Esto tiene pinta de ser un ajuste de cuentas.

Haz un resumen.

"Varón blanco, 50 años, dos disparos a bocajarro en el estómago y bueno",

el cuerpo presenta síntomas de haber sido torturado.

¿Está identificado?

No, no hemos dado con su cartera.

Estamos esperando a la Científica, a ver si halla más.

"Cuando sepa algo, te aviso". Vale, de acuerdo. Gracias.

"Venga, vale".

Menuda forma de empezar a trabajar, ¿verdad?

Pues sí, desde luego.

Luego le dices a Elías que te hable del otro cadáver

y métele prisa que dos homicidios en la misma semana...

Sí, se nos puede echar la prensa encima como buitres.

Te cuento luego, ¿vale? Venga.

No te ha dado tiempo a aburrirte, ¿verdad?

No, no me ha dado tiempo.

Ya ves, en Distrito Sur todos los días son fiesta.

Muchas gracias por venir. Perdona que te haya llamado de sopetón.

-Me has dejado un poco intrigada.

-Lo siento. No quería hacerme el interesante. Siéntate, por favor.

¿Quieres un café? Lo acaban de traer.

-No, gracias. Ya estoy bastante alterada.

-¿Por mi culpa? No pienso darte ninguna mala noticia.

-No, tranquilo, tío.

Al venir aquí he tenido un encuentro que me ha dejado tocada.

-¿Con quién? ¿Qué ha pasado?

-Me he cruzado con la mujer de Somoza, la exmujer.

Sofía Collantes, se llama y ha sido bastante desagradable.

-¿Qué te ha dicho? Si te lo puedo preguntar.

-Sí, pero no me apetece hablar de ello. Toda esa gente...

Somoza, Mayoral son parte del pasado

y me gustaría olvidarlos cuanto antes.

Los últimos meses han sido como una pesadilla.

-Me imagino. Me alegro de que todo haya terminado.

-¿Qué tal Leo?
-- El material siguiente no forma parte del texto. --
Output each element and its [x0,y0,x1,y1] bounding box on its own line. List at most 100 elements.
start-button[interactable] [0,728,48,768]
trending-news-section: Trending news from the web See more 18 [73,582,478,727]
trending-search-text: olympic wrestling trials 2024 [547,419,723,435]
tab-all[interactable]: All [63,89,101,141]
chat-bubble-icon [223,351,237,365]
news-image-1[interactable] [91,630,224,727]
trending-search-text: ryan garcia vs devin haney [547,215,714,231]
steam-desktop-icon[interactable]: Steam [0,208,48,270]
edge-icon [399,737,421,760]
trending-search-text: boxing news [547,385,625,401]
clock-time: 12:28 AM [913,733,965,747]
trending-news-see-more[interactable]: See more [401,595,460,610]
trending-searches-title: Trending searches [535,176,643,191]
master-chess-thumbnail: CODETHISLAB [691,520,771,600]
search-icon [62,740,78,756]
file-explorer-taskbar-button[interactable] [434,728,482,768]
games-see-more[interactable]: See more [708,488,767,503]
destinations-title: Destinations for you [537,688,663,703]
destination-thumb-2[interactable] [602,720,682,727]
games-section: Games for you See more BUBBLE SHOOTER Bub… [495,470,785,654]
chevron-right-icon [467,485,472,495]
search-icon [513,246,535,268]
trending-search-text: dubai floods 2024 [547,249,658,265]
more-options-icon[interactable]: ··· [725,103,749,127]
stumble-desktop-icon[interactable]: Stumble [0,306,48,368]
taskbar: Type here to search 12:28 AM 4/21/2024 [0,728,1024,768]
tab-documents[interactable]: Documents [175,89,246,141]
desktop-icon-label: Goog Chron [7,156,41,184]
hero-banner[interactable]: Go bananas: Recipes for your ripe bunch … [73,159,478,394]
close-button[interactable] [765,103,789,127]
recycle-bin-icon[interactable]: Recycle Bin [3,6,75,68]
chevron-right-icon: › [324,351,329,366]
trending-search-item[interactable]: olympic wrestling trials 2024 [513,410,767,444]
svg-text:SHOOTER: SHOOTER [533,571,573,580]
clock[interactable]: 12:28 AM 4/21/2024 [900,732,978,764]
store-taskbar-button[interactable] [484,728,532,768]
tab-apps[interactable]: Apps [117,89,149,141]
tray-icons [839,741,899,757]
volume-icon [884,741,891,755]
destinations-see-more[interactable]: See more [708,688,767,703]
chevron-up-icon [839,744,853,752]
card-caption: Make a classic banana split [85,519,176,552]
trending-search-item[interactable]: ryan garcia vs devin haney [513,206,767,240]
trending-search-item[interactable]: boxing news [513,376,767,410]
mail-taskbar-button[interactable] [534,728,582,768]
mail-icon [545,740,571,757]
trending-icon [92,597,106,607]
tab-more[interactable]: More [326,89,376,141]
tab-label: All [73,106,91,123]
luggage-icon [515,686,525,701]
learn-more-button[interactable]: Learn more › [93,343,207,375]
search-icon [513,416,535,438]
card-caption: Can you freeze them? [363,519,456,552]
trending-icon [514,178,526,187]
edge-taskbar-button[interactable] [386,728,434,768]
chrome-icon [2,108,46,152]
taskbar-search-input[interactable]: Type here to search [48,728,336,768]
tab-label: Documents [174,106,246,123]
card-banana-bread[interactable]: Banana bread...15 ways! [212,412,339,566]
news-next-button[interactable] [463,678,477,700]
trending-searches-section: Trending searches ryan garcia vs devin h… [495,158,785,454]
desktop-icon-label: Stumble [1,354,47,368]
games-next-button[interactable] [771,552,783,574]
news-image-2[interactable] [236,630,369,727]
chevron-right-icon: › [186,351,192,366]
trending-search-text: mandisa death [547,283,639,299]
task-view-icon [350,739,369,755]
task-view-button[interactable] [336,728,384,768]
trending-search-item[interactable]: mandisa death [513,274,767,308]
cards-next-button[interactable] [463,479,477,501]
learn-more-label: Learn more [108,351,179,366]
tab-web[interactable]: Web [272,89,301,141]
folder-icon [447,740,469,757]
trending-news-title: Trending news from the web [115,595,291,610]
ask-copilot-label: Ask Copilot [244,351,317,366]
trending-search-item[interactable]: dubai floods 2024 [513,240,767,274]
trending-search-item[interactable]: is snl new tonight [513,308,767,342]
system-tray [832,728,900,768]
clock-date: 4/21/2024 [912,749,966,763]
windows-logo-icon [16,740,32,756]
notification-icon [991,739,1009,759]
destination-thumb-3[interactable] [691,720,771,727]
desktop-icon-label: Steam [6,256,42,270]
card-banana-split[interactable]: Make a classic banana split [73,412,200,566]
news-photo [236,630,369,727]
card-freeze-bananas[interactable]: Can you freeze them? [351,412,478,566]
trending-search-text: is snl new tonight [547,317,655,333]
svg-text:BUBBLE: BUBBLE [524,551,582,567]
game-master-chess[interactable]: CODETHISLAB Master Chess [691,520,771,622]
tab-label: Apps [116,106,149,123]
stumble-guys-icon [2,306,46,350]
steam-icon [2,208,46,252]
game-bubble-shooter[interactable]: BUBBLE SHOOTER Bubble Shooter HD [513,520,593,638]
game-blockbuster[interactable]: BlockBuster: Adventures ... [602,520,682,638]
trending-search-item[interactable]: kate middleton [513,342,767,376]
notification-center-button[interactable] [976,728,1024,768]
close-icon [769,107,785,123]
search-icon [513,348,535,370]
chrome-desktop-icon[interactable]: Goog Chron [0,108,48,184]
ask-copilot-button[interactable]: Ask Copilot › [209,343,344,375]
Mejor, ¿no? Alicia me mandó un mensaje.

-Sí, está mejor. El antibiótico le hizo efecto rápido.

Alicia dice que ha dormido como un bendito.

Se va a quedar en casa con el niño. -Qué bien.

-Bueno, no estaría mal que hablásemos de por qué te he hecho venir.

-Estaría bien, sí.

-Verás, Nerea, últimamente he estado muy arisco contigo.

-No te lo reprocho, te he dado motivos

y las heridas no cicatrizan de un día a otro.

-Las mías ya están cicatrizadas y te lo voy a demostrar.

Te he llamado porque quiero ofrecerte tu antiguo puesto en el bufete.

-¿Cómo has dicho?

-Quiero que vuelvas a trabajar en Ocaña Abogados,

en tu antiguo puesto con las mismas condiciones.

Como si no hubiera pasado nada.

-Tío, me dejas sin palabras. -No tienes ningún compromiso.

Entendería que no quisieras ni oír hablar del asunto

ahora que sabes que parte del bufete se montó

con dinero sucio proveniente de Quintero.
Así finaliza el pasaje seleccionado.